次に考えることは,以上のようなことを全て忘れた上で,そしてさらに結婚制度を統治者からの束縛条件であると理解して受容した上で,個人としてその制度をどうやって有効に利用することができるか,ということだ。

結婚(以下の議論は一部あるいは全部について事実婚に対しても適用可能だろう)の最大の特色は,それが永久的な束縛であるという点だ。つまり自分の人生を相手の人生と一体化させる,自分の将来の半分を相手に与えて相手の人生の半分を受け入れる,というものだと理解することができる。

女性の社会進出があまり進んでいなかった前時代であれば,女性側の人生というのはかなりの程度予見することができた。つまり「専業主婦」として家事と子育てをし続けるというものだ。あるいは前時代においては,終身雇用制度が確立していたため,男性側の人生もかなりの程度予見することができた。したがって,人生を一体化させることの危険性は希薄であった。だから恋愛の延長線上に結婚を置くことが可能であったし,そういう恋愛感情がない状態で結婚してもなんとかなった。誰とでもいいから結婚すれば,社会の側からの承認を受けることができた。

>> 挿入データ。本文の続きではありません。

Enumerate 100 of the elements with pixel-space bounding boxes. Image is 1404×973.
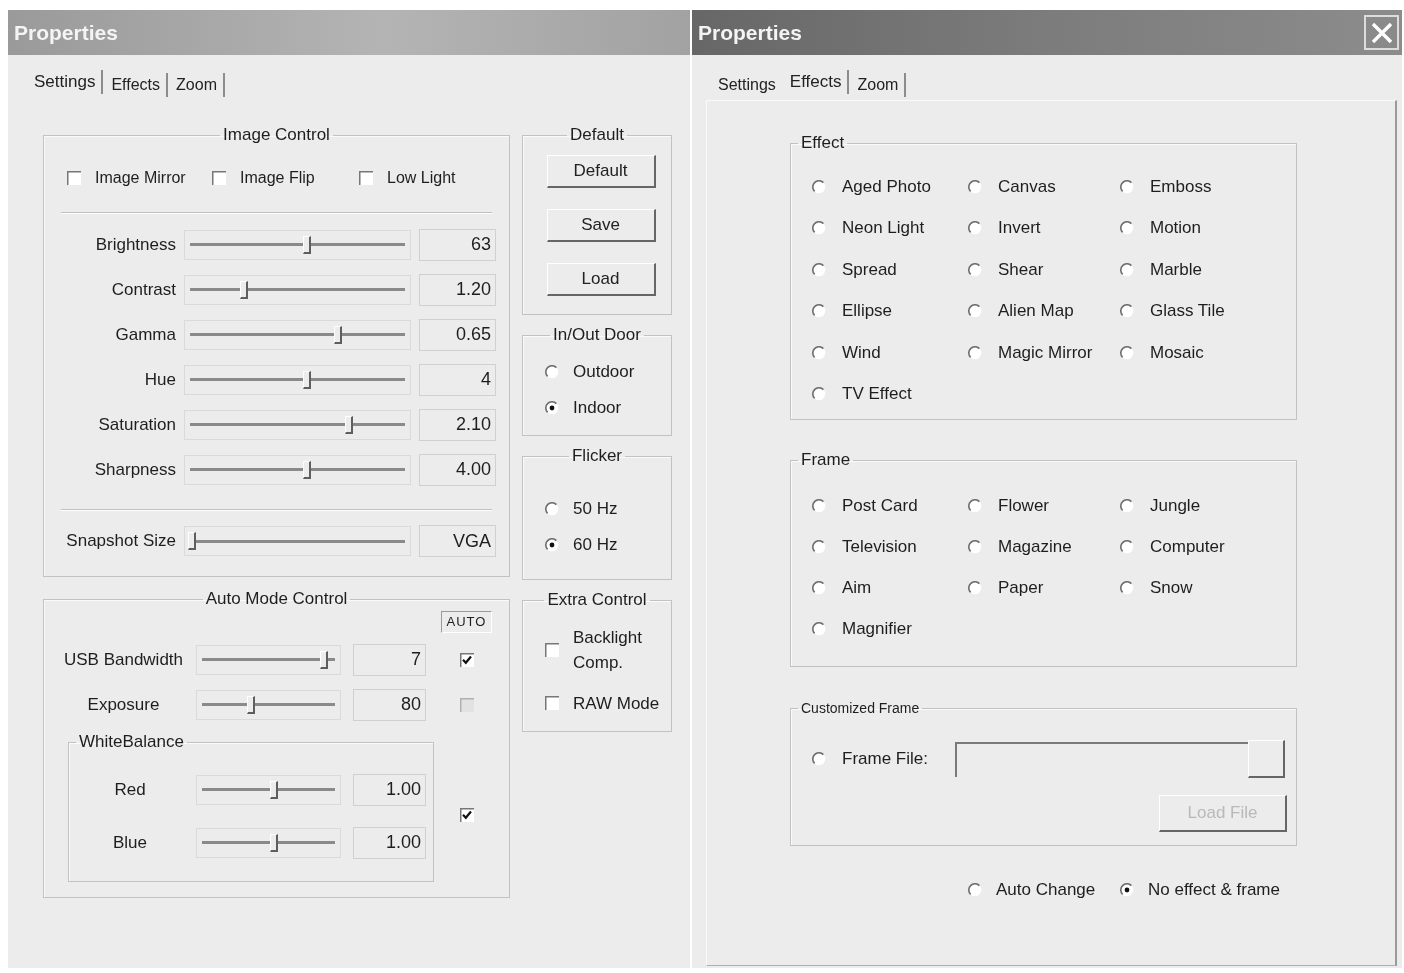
- slider-thumb[interactable]: [270, 833, 279, 852]
- radio-icon[interactable]: [812, 304, 826, 319]
- radio-button[interactable]: Ellipse: [812, 293, 968, 330]
- slider-thumb[interactable]: [345, 415, 354, 434]
- radio-button[interactable]: 60 Hz: [545, 527, 671, 563]
- radio-icon[interactable]: [812, 621, 826, 636]
- slider-thumb[interactable]: [302, 370, 311, 389]
- file-path-field[interactable]: [955, 741, 1248, 777]
- radio-icon[interactable]: [1120, 539, 1134, 554]
- radio-button[interactable]: Neon Light: [812, 210, 968, 247]
- slider-thumb[interactable]: [302, 235, 311, 254]
- radio-button[interactable]: 50 Hz: [545, 491, 671, 527]
- radio-button[interactable]: Invert: [968, 210, 1120, 247]
- tab[interactable]: Zoom: [851, 73, 907, 97]
- radio-button[interactable]: Television: [812, 528, 968, 565]
- tab[interactable]: Zoom: [170, 73, 225, 97]
- checkbox-icon[interactable]: [459, 807, 474, 822]
- checkbox-icon[interactable]: [545, 643, 559, 657]
- radio-icon[interactable]: [1120, 221, 1134, 236]
- value-field[interactable]: 1.20: [419, 273, 496, 306]
- radio-icon[interactable]: [545, 502, 559, 516]
- checkbox-icon[interactable]: [212, 171, 226, 185]
- radio-button[interactable]: Shear: [968, 251, 1120, 288]
- checkbox[interactable]: Image Flip: [212, 169, 359, 187]
- slider-track[interactable]: [184, 364, 411, 395]
- radio-icon[interactable]: [968, 221, 982, 236]
- radio-button[interactable]: Snow: [1120, 569, 1290, 606]
- checkbox[interactable]: Image Mirror: [67, 169, 212, 187]
- radio-button[interactable]: Magic Mirror: [968, 334, 1120, 371]
- radio-button[interactable]: No effect & frame: [1120, 877, 1280, 903]
- radio-button[interactable]: Paper: [968, 569, 1120, 606]
- checkbox-icon[interactable]: [545, 696, 559, 710]
- tab[interactable]: Effects: [105, 73, 169, 97]
- slider-track[interactable]: [184, 454, 411, 485]
- radio-button[interactable]: TV Effect: [812, 376, 968, 413]
- radio-icon[interactable]: [812, 179, 826, 194]
- dialog-button[interactable]: Default: [546, 155, 656, 188]
- checkbox[interactable]: Backlight Comp.: [545, 625, 671, 675]
- value-field[interactable]: 1.00: [353, 826, 426, 859]
- slider-track[interactable]: [196, 827, 341, 858]
- value-field[interactable]: 80: [353, 688, 426, 721]
- radio-button[interactable]: Glass Tile: [1120, 293, 1290, 330]
- radio-icon[interactable]: [1120, 580, 1134, 595]
- radio-button[interactable]: Spread: [812, 251, 968, 288]
- radio-button[interactable]: Aged Photo: [812, 168, 968, 205]
- radio-icon[interactable]: [1120, 345, 1134, 360]
- radio-icon[interactable]: [812, 262, 826, 277]
- radio-button[interactable]: Canvas: [968, 168, 1120, 205]
- slider-track[interactable]: [184, 409, 411, 440]
- radio-icon[interactable]: [1120, 883, 1134, 897]
- slider-thumb[interactable]: [247, 695, 256, 714]
- value-field[interactable]: 4.00: [419, 453, 496, 486]
- radio-button[interactable]: Motion: [1120, 210, 1290, 247]
- slider-thumb[interactable]: [302, 460, 311, 479]
- tab[interactable]: Settings: [712, 73, 782, 97]
- slider-track[interactable]: [184, 526, 411, 556]
- radio-button[interactable]: Outdoor: [545, 354, 671, 390]
- radio-button[interactable]: Auto Change: [968, 877, 1120, 903]
- radio-icon[interactable]: [968, 179, 982, 194]
- radio-icon[interactable]: [968, 580, 982, 595]
- slider-thumb[interactable]: [187, 532, 196, 550]
- radio-button[interactable]: Mosaic: [1120, 334, 1290, 371]
- radio-icon[interactable]: [545, 401, 559, 415]
- radio-icon[interactable]: [812, 221, 826, 236]
- radio-button[interactable]: Alien Map: [968, 293, 1120, 330]
- radio-icon[interactable]: [812, 580, 826, 595]
- slider-track[interactable]: [184, 319, 411, 350]
- radio-icon[interactable]: [968, 498, 982, 513]
- value-field[interactable]: 0.65: [419, 318, 496, 351]
- value-field[interactable]: 63: [419, 228, 496, 261]
- radio-button[interactable]: Jungle: [1120, 487, 1290, 524]
- browse-button[interactable]: [1248, 740, 1285, 778]
- value-field[interactable]: VGA: [419, 525, 496, 557]
- radio-icon[interactable]: [1120, 304, 1134, 319]
- radio-icon[interactable]: [812, 752, 826, 766]
- radio-icon[interactable]: [545, 365, 559, 379]
- radio-icon[interactable]: [1120, 179, 1134, 194]
- radio-button[interactable]: Flower: [968, 487, 1120, 524]
- radio-button[interactable]: Wind: [812, 334, 968, 371]
- radio-button[interactable]: Magnifier: [812, 610, 968, 647]
- dialog-button[interactable]: Load: [546, 263, 656, 296]
- tab[interactable]: Effects: [783, 70, 850, 94]
- radio-icon[interactable]: [968, 304, 982, 319]
- radio-icon[interactable]: [1120, 498, 1134, 513]
- radio-icon[interactable]: [968, 262, 982, 277]
- radio-icon[interactable]: [968, 539, 982, 554]
- radio-icon[interactable]: [812, 345, 826, 360]
- value-field[interactable]: 7: [353, 643, 426, 676]
- checkbox-icon[interactable]: [359, 171, 373, 185]
- checkbox[interactable]: RAW Mode: [545, 685, 671, 721]
- checkbox-icon[interactable]: [67, 171, 81, 185]
- radio-button[interactable]: Frame File:: [812, 741, 955, 777]
- slider-track[interactable]: [196, 644, 341, 675]
- radio-button[interactable]: Emboss: [1120, 168, 1290, 205]
- radio-icon[interactable]: [545, 538, 559, 552]
- slider-thumb[interactable]: [320, 650, 329, 669]
- radio-icon[interactable]: [812, 539, 826, 554]
- radio-button[interactable]: Magazine: [968, 528, 1120, 565]
- radio-button[interactable]: Computer: [1120, 528, 1290, 565]
- radio-icon[interactable]: [968, 883, 982, 897]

現在ではそういう「人生の予見可能性」がかなり失われてしまったため,愛などの一時的感情に基づいて終身契約を行うことは人生の上で大きな危険を伴う行為であるように見える。結婚のためには,愛よりもむしろ,共同事業者として適切かどうか,という点が重要であるように見える。つまり,永久的に共同で家計を営むと仮定したときに自分の(あるいは二人の)期待利益が増加するかどうか,という点を意識すべきなのだろう。

一方で世間(社会)の側は,結婚制度によって利益を得ているわけであるから,そういう個人の利益/危険を無視し,とにかく個人に対して(なんでもいいから)結婚することを推奨する。結婚は世間によって過度に美化されるし,人生の checkpoint であり恋愛の最終到達地点であるかのように錯覚させられている。


というようなことを考えていると,不倫を当事者関係の外部から批判することや,他人の結婚を祝福することは,世間の側からものごとを見ているように,つまり全体主義的であるように感じられてくる。と書くとなんとなく変な気がするのだけれど,少なくとも結婚を「快適な人生を実現するための一手段」と理解するべきである,ということは確かだと思う。結婚は転職と似たようなものだとして取り扱うのがよさそうだ。

02月29日

せっかくの閏日なので日記更新しておきます。書きとめないと何も生まれない!!